The collective is curated by the photo reporters Luís Filipe Coito and Rui Miguel Pedrosa, and is composed of a selection of 36 large format images and 30 smaller photographs, grouped into three series.
According to the synopsis, “Iter fidei (Paths of Faith)” not only celebrates the aesthetic beauty and power of images, through records of “moments of fervent devotion, expressions of unshakeable hope, and rituals that transcend time”, but also aims to encourage “deep reflection on the role of religion in lives and societies.
In focus will be images from 1974 to the present day, explained Rui Miguel Pedrosa, detailing that the invited photojournalists were asked to have a different look, which sometimes reveals itself in details among the crowd.
“We see those moments of worship, of introspection, among all those thousands of people who pass by”, explained the reporter and curator of the exhibition, who has covered the events in Fátima since 2009 for newspapers such as Correio da Manhã, Global Imagens/JN, Observador, and also Lusa news agency.
One of the difficulties was to define who to invite: “The dilemma was which photographers to choose”, he recalled, such was the quantity and quality of what was photographed in the last decades.

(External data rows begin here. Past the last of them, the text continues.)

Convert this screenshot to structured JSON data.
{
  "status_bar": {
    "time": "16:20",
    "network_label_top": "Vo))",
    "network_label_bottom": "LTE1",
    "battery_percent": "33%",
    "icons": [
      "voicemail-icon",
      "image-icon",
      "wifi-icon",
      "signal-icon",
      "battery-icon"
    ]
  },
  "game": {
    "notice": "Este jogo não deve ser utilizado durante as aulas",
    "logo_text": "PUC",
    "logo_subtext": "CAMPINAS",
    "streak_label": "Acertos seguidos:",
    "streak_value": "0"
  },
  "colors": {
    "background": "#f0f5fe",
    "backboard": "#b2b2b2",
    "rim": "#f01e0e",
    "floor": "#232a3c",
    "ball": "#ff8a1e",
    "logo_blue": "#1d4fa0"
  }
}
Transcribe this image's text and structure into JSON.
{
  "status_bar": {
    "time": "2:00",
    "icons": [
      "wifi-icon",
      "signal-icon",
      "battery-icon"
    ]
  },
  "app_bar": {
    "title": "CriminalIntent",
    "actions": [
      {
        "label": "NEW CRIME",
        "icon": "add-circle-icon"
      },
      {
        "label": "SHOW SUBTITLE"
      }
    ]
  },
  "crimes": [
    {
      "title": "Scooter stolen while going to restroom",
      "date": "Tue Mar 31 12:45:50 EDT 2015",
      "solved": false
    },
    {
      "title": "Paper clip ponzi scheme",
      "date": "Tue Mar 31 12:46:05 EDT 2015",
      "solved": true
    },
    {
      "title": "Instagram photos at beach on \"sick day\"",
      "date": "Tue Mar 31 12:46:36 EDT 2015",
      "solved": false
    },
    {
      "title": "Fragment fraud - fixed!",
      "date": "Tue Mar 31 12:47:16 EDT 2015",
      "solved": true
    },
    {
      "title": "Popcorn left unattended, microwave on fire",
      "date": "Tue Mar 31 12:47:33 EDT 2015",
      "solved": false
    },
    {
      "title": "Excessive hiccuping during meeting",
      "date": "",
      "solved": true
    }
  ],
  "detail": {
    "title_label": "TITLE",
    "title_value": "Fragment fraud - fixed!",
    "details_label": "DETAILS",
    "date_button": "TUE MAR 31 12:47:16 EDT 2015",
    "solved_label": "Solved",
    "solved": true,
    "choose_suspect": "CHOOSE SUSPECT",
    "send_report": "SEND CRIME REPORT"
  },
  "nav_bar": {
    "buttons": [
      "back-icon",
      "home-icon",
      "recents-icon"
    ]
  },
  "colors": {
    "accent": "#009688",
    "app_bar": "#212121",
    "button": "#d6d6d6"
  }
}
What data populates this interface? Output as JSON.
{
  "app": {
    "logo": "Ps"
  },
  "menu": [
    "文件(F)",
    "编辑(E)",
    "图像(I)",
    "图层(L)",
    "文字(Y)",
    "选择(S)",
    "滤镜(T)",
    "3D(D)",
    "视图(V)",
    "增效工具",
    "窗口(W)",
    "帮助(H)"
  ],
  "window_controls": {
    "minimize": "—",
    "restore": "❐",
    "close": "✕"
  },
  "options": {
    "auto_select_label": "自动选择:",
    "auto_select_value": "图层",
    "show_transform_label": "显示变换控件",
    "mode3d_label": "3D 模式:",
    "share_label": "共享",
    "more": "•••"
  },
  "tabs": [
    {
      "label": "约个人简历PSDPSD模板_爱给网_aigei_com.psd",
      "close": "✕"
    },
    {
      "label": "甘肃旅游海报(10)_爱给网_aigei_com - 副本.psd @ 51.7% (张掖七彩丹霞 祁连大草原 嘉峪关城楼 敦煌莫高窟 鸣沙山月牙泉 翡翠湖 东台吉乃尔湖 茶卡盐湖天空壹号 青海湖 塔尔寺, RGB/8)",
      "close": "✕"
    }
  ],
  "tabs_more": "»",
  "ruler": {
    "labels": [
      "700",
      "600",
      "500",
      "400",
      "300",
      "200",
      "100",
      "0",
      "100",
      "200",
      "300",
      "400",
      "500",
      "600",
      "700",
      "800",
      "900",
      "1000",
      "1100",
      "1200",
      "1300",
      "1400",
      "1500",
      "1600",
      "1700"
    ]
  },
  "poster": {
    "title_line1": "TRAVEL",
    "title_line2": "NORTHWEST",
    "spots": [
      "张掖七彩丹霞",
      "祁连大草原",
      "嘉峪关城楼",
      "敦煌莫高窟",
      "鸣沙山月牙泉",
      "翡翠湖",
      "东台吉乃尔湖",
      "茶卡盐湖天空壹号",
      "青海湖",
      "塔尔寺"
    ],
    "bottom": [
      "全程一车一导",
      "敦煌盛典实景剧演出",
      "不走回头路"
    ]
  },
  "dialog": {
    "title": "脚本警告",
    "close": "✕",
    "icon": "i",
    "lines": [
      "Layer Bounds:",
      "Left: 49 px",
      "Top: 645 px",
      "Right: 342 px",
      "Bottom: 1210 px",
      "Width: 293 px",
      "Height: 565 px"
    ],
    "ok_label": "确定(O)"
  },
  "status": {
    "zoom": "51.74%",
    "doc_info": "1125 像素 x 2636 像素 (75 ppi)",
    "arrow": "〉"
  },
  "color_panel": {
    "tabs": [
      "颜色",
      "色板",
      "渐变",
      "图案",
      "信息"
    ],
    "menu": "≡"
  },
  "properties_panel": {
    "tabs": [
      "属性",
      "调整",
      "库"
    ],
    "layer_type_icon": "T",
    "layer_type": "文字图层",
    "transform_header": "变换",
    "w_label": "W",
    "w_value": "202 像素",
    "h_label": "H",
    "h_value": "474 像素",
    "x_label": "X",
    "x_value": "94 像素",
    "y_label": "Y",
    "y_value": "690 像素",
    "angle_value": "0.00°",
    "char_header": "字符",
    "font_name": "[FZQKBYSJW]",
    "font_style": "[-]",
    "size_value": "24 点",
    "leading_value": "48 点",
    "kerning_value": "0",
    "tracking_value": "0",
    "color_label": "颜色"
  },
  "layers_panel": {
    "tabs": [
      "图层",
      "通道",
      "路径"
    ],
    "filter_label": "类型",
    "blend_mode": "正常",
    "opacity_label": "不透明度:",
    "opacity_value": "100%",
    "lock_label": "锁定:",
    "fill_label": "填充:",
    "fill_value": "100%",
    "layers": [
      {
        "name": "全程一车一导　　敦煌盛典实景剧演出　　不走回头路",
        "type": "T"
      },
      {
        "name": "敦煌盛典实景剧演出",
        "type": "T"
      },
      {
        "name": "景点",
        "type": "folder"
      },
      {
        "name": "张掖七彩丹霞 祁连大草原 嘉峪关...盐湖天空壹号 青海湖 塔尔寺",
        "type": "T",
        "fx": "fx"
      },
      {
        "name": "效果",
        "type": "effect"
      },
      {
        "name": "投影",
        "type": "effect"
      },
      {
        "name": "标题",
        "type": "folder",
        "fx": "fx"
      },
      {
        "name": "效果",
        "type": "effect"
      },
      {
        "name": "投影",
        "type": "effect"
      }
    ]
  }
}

“It’s not only the Shrine of Fatima, it has a little bit of everything, from when the image of Our Lady walked through the parishes in Portugal, to some photographs that were also taken of pilgrimage moments”, anticipated Rui Miguel Pedrosa.
The list of participants includes Alfredo Cunha, Ana Brígida, António Pedro Ferreira, Daniel Rocha, Diana Tinoco, Enric Vives-Rubio, Filipe Amorim, João Porfírio, Joaquim Dâmaso, José Carlos Carvalho, José Sena Goulão, Leonel de Castro, Nuno André Ferreira, Nuno Ferreira Santos, Paulo Novais, Paulo Pimenta, Rodrigo Cabrita, Rui Caria, Rui Duarte Silva, and the curators Luís Filipe Coito and Rui Miguel Pedrosa.
At the Consolata Museum, one of the series to be exhibited reflects a work of several years by Paulo Pimenta, from the newspaper Público, about pilgrimages. Another micro-project of “Iter fidei” is by Rui Miguel Pedrosa himself, who is showing for the first time a collection of photographs of religious tattoos.
“I like to go to Fátima, because I really enjoy photographing those moments and the challenge of also looking for different things”, said the photographer who, even on a personal basis, frequently follows what happens in the pilgrimages.
“I usually say, as a joke, that I like to go to Fatima to photograph because if some day there is an apparition there, I want to be there to photograph it.
“Iter fidei (paths of faith)” can be visited at the Consolata Museum in Fatima from July 15 to October 21.